I’ll likely be taking my next Amtrak trip starting on Friday; but a few days ago, a server for Amtrak’s Positive Train Control system crashed and stayed down for at least three days requiring that, basically, all trains except on Amtrak’s own Northeast Corridor were cancelled. Scuttlebutt has it that the server is back up, and it seems that trains are departing from Chicago again.
But what really amazes me is that, apparently, there wasn’t a backup. The system I worked on before I retired was actually four complete systems, one for development, one for system integration testing, one for customer acceptance testing, and one for production. Each of those had three servers: one for the Web component, one for the database, and a third for running background tasks. Each of those servers had at least one backup. The DEV and SIT systems had one backup for each server; the CAT and PROD systems had four of each server constantly sharing data back and forth so that they were pretty much exact copies of each other. That’s the way you do it. It’s really old news and well understood.
Another possibility, which also wouldn’t surprise me, is that security was so lax that a hacker could have brought the whole thing down for a ransomware attack. If that’s what happened, they probably won’t admit it.
In any event, Amtrak could have done better by getting a server from the folks who set up my own little website. They’re much more professional, it would seem.
K says
Glad things seem to be up and running. And you’re right–redundancy is critical, as is security. It’s appalling how many financial managers are short-sighted on that. A decade ago I walked into a job where I was asked to code a solution.
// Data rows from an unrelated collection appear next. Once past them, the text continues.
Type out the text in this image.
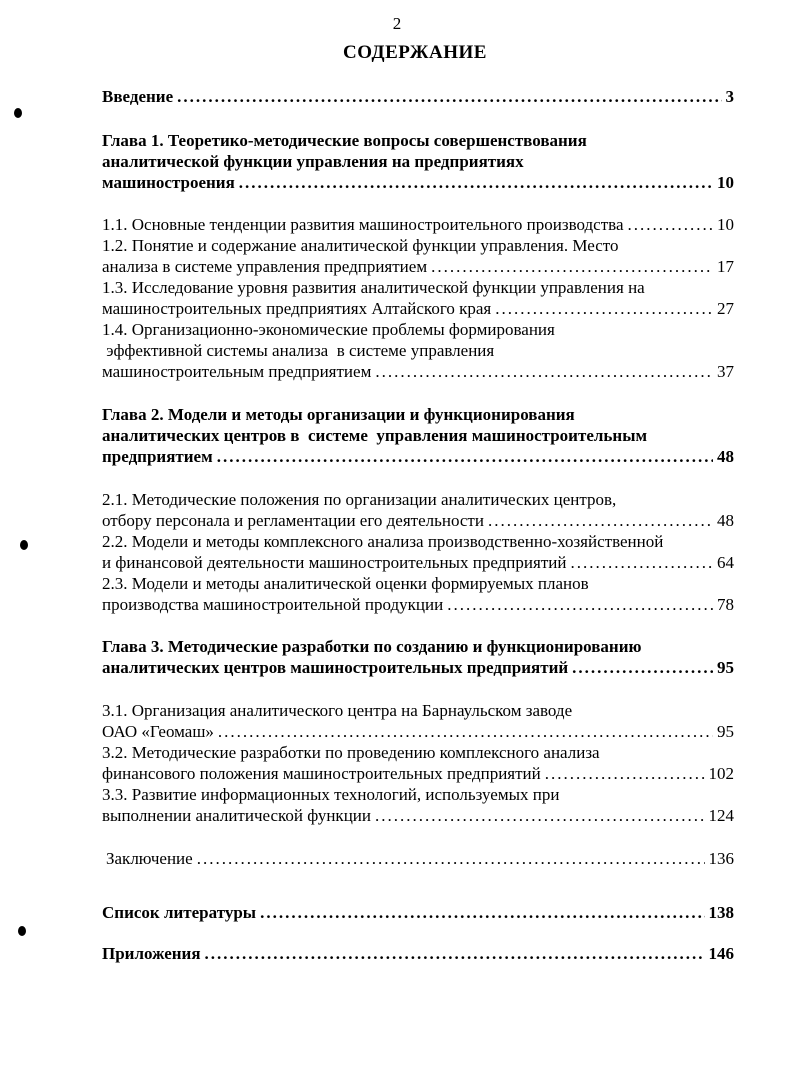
2
СОДЕРЖАНИЕ
Введение .....	3
Глава 1. Теоретико-методические вопросы совершенствования
аналитической функции управления на предприятиях
машиностроения .....	10
1.1. Основные тенденции развития машиностроительного производства .....	10
1.2. Понятие и содержание аналитической функции управления. Место
анализа в системе управления предприятием .....	17
1.3. Исследование уровня развития аналитической функции управления на
машиностроительных предприятиях Алтайского края .....	27
1.4. Организационно-экономические проблемы формирования
эффективной системы анализа  в системе управления
машиностроительным предприятием .....	37
Глава 2. Модели и методы организации и функционирования
аналитических центров в  системе  управления машиностроительным
предприятием .....	48
2.1. Методические положения по организации аналитических центров,
отбору персонала и регламентации его деятельности .....	48
2.2. Модели и методы комплексного анализа производственно-хозяйственной
и финансовой деятельности машиностроительных предприятий .....	64
2.3. Модели и методы аналитической оценки формируемых планов
производства машиностроительной продукции .....	78
Глава 3. Методические разработки по созданию и функционированию
аналитических центров машиностроительных предприятий .....	95
3.1. Организация аналитического центра на Барнаульском заводе
ОАО «Геомаш» .....	95
3.2. Методические разработки по проведению комплексного анализа
финансового положения машиностроительных предприятий .....	102
3.3. Развитие информационных технологий, используемых при
выполнении аналитической функции .....	124
Заключение .....	136
Список литературы .....	138
Приложения .....	146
I was working in the dev server when something borked…and my boss came running in yelling that “everything” was down. But I was working in dev! Nope; dev and prod were the same server just *named* dev and prod with a weak partition between them. There was “no money” to do it right, you see.
That was just a stupid internal website. It’s terrifying how everything is run on a shoestring and vulnerable to natural and targeted failures.
billseymour says
Ouch! I’m glad I never worked at a place like that.
I never brought our whole DEV system down, but I have made some really stupid mistakes, let’s say, more often than never.
Allison says
This doesn’t make any sense.
PTC is a safety-critical system, and as such, would be run by the host railroads, not AMTRAK. All locomotives (and trains) have to be equipped with it for it to make any sense, which means not just AMTRAK trains, but pretty much anything that runs on the tracks.
The fact that the NE corridor (which has long had a predecessor to PTC) was working fine also suggests that it was something else.
My guess would be that it was some other system, perhaps one that keeps track of where AMTRAK trains are (and how late they are!) for internal or external reporting purposes. If something like that failed, the trains would run fine (I hope!) but anything that involved AMTRAK operations systems would suddenly not know where anything was. (They could ask the host railroads, I suppose.)
billseymour says
Allison, my understanding is that the server wasn’t doing the PTC itself; it had something to do with communicating PTC data between Amtrak and the host railroads. Could it have been sending GPS data to the railroads?
In any event, trains were cancelled, and Amtrak blamed it on a server going down. The word I got from an Amtrak-related e-mail list is that it had something to do with PTC.